It was a rainy night. No bear showed up.

Got up, packed our stuff, had a quick breakfast, and continued along the Tskhenistskali river.

We came through hamlets or villages more often now, but most of the houses were abandoned. The closer we came to Lentekhi, the center of the Lower Svaneti district, the more people actually lived in the villages.

Reached Lentekhi in the early afternoon and decided to stay here for the night. Asked a police officer about possibilities. He phoned a friend with a car and they escorted us to Irina’s, in Stalin St. Irina is a friendly woman of Russian descent renting out rooms in the oversized house standing in her frontyard. I got the cheapest accomodation on the entire trip here (20 Lari (~8 Euro) incl. dinner).

Not long after we arrived in Lentekhi it started to rain heavily. We went out anyway to check out the party scene have a look at the town.
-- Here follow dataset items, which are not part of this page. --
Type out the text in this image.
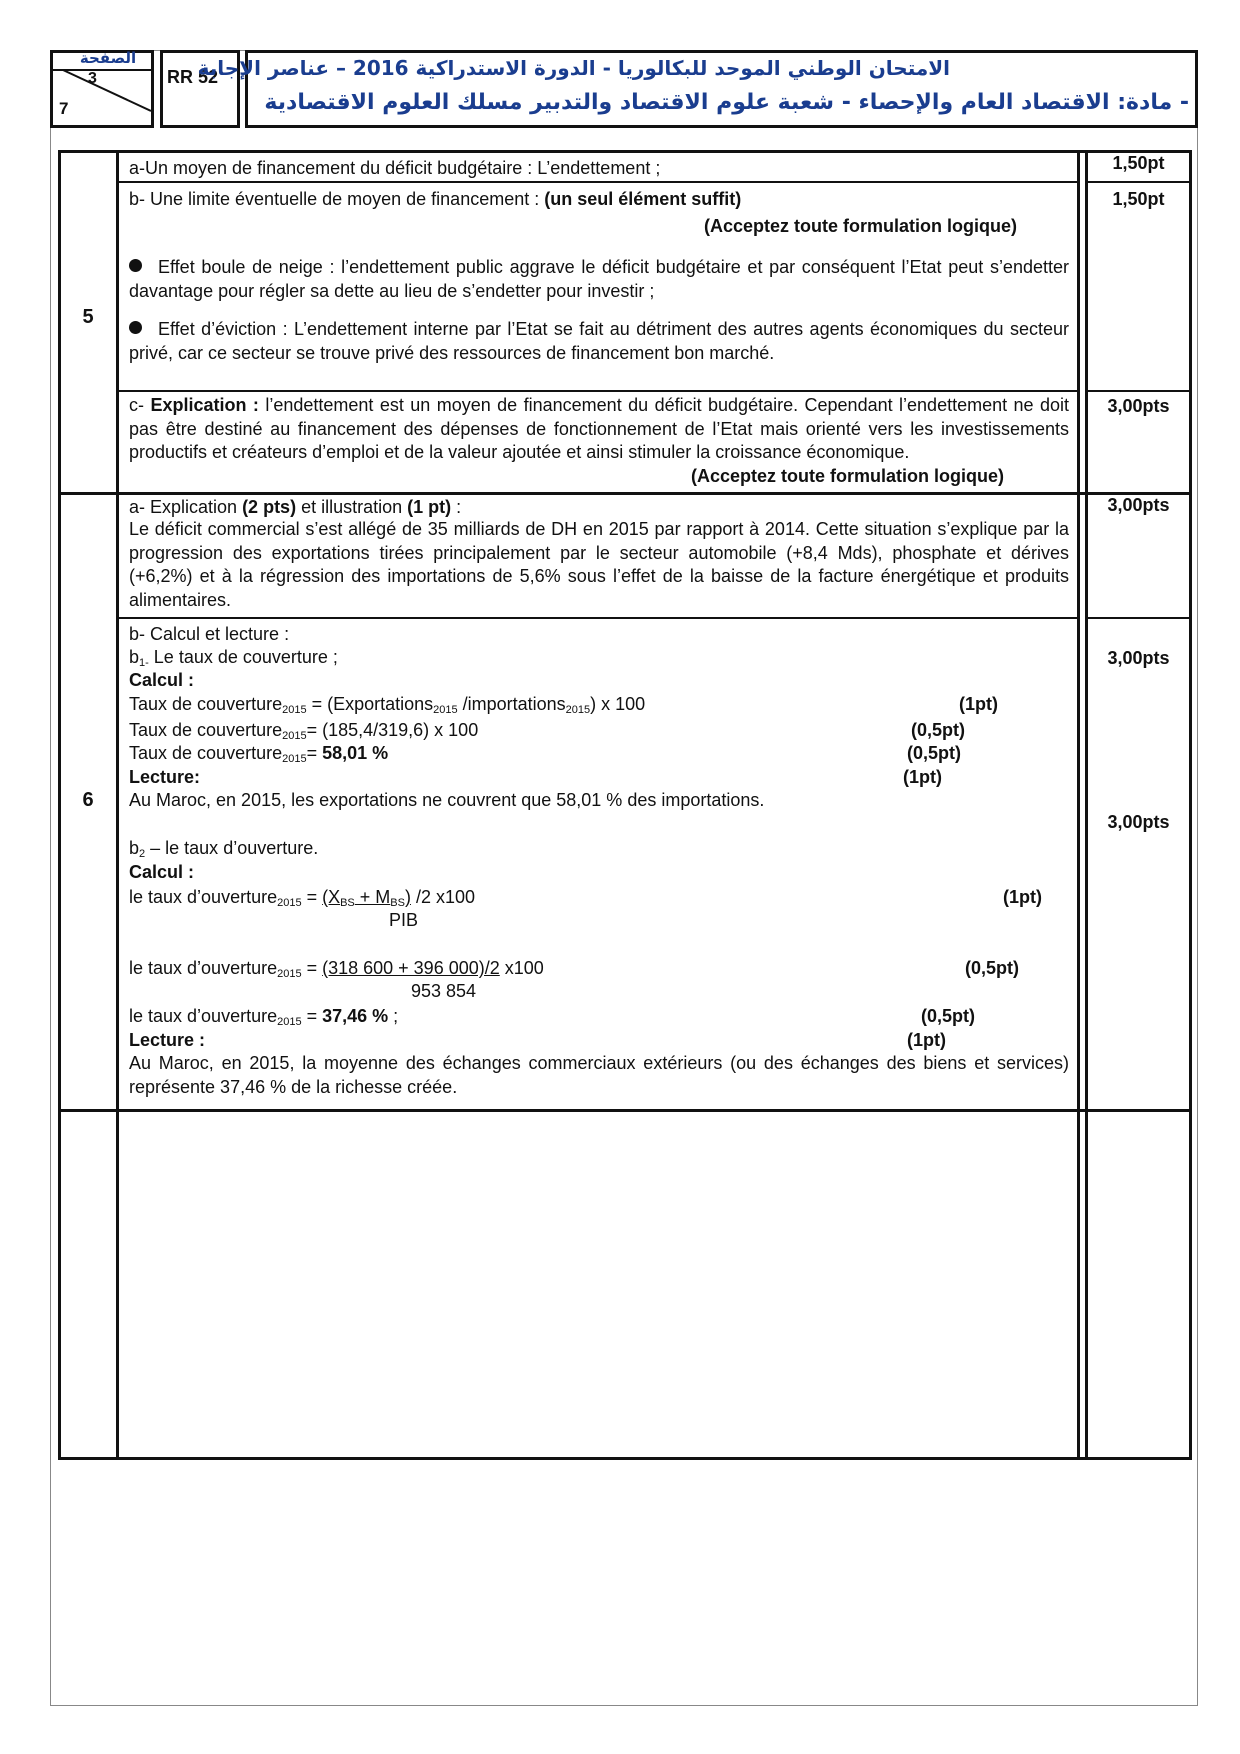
الصفحة
3
7
RR 52
الامتحان الوطني الموحد للبكالوريا - الدورة الاستدراكية 2016 – عناصر الإجابة
- مادة: الاقتصاد العام والإحصاء - شعبة علوم الاقتصاد والتدبير مسلك العلوم الاقتصادية
5
a-Un moyen de financement du déficit budgétaire : L’endettement ;	1,50pt
b- Une limite éventuelle de moyen de financement : (un seul élément suffit)
(Acceptez toute formulation logique)
1,50pt
Effet boule de neige : l’endettement public aggrave le déficit budgétaire et par conséquent l’Etat peut s’endetter davantage pour régler sa dette au lieu de s’endetter pour investir ;
Effet d’éviction : L’endettement interne par l’Etat se fait au détriment des autres agents économiques du secteur privé, car ce secteur se trouve privé des ressources de financement bon marché.
c- Explication : l’endettement est un moyen de financement du déficit budgétaire. Cependant l’endettement ne doit pas être destiné au financement des dépenses de fonctionnement de l’Etat mais orienté vers les investissements productifs et créateurs d’emploi et de la valeur ajoutée et ainsi stimuler la croissance économique.
(Acceptez toute formulation logique)
3,00pts
6
a- Explication (2 pts) et illustration (1 pt) :
Le déficit commercial s’est allégé de 35 milliards de DH en 2015 par rapport à 2014. Cette situation s’explique par la progression des exportations tirées principalement par le secteur automobile (+8,4 Mds), phosphate et dérives (+6,2%) et à la régression des importations de 5,6% sous l’effet de la baisse de la facture énergétique et produits alimentaires.
3,00pts
b- Calcul et lecture :
$b_{1-}$ Le taux de couverture ;
Calcul :
Taux de couverture$_{2015}$ = (Exportations$_{2015}$ /importations$_{2015}$) x 100	(1pt)
Taux de couverture$_{2015}$= (185,4/319,6) x 100	(0,5pt)
Taux de couverture$_{2015}$= 58,01 %	(0,5pt)
Lecture:	(1pt)
Au Maroc, en 2015, les exportations ne couvrent que 58,01 % des importations.
3,00pts
3,00pts
$b_2$ – le taux d’ouverture.
Calcul :
le taux d’ouverture$_{2015}$ = $(X_{BS} + M_{BS})$ /2 x100
PIB
(1pt)
le taux d’ouverture$_{2015}$ = (318 600 + 396 000)/2 x100
953 854
(0,5pt)
le taux d’ouverture$_{2015}$ = 37,46 % ;	(0,5pt)
Lecture :	(1pt)
Au Maroc, en 2015, la moyenne des échanges commerciaux extérieurs (ou des échanges des biens et services) représente 37,46 % de la richesse créée.
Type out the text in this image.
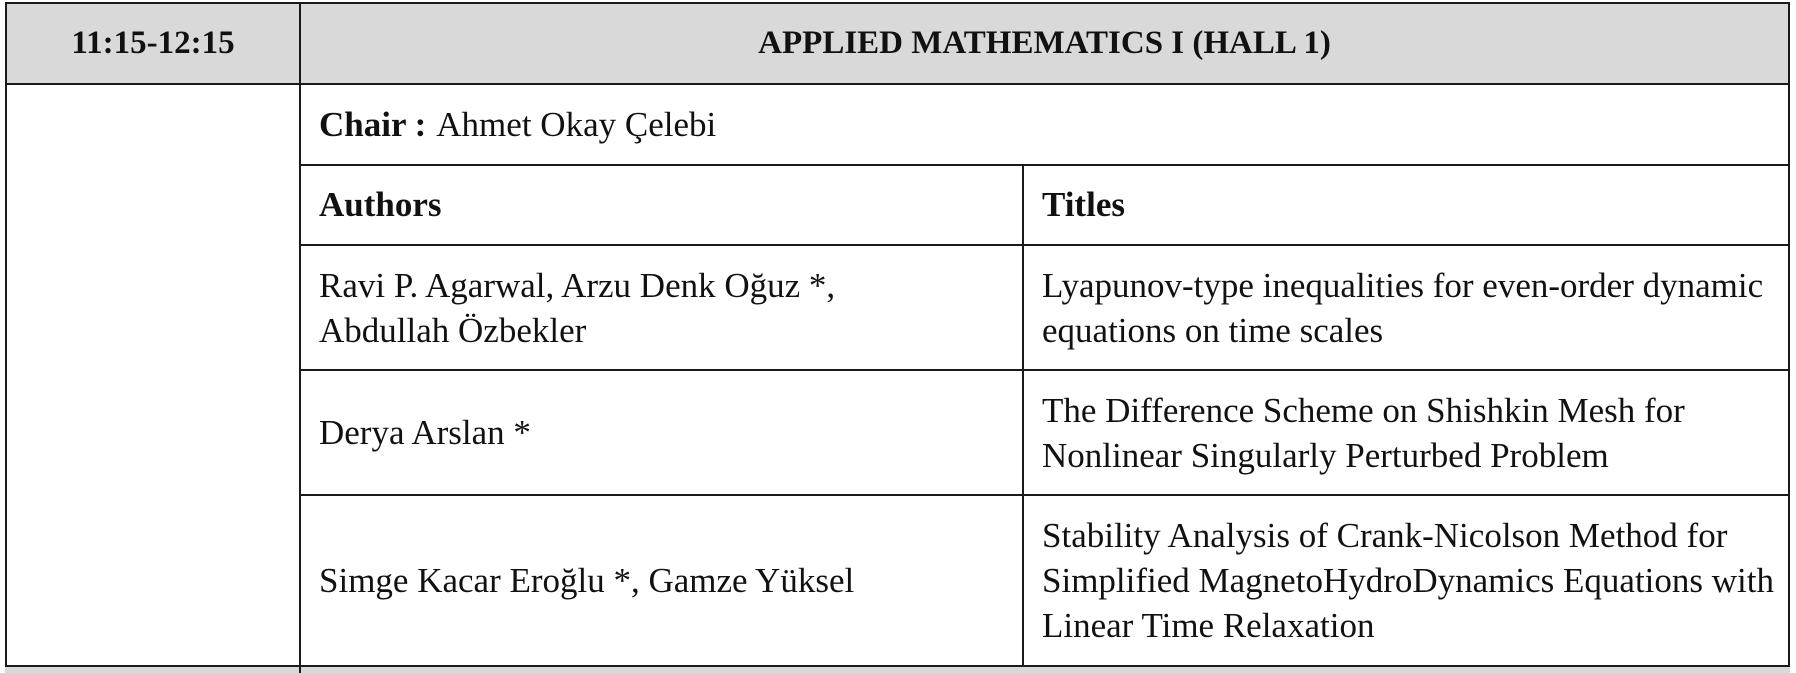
11:15-12:15	APPLIED MATHEMATICS I (HALL 1)
Chair : Ahmet Okay Çelebi
Authors	Titles
Ravi P. Agarwal, Arzu Denk Oğuz *, Abdullah Özbekler
Lyapunov-type inequalities for even-order dynamic equations on time scales
Derya Arslan *
The Difference Scheme on Shishkin Mesh for Nonlinear Singularly Perturbed Problem
Simge Kacar Eroğlu *, Gamze Yüksel
Stability Analysis of Crank-Nicolson Method for Simplified MagnetoHydroDynamics Equations with Linear Time Relaxation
We also wanted to buy some wine. Finally found a shop that sold some – self-brewed in a 2 liter beer bottle!

We invited Irina to some wine. She accepted but was busy making phone calls and listening to music on her laptop all the time. The TV was running. Her little daughter watched TV in the next room, too. Media overkill after the quiet days up in the mountains.

What’s worse, there is no bathroom that we know of. We had our showers in Irina’s bathroom, but to reach it we had to walk through her living room AND her bed room.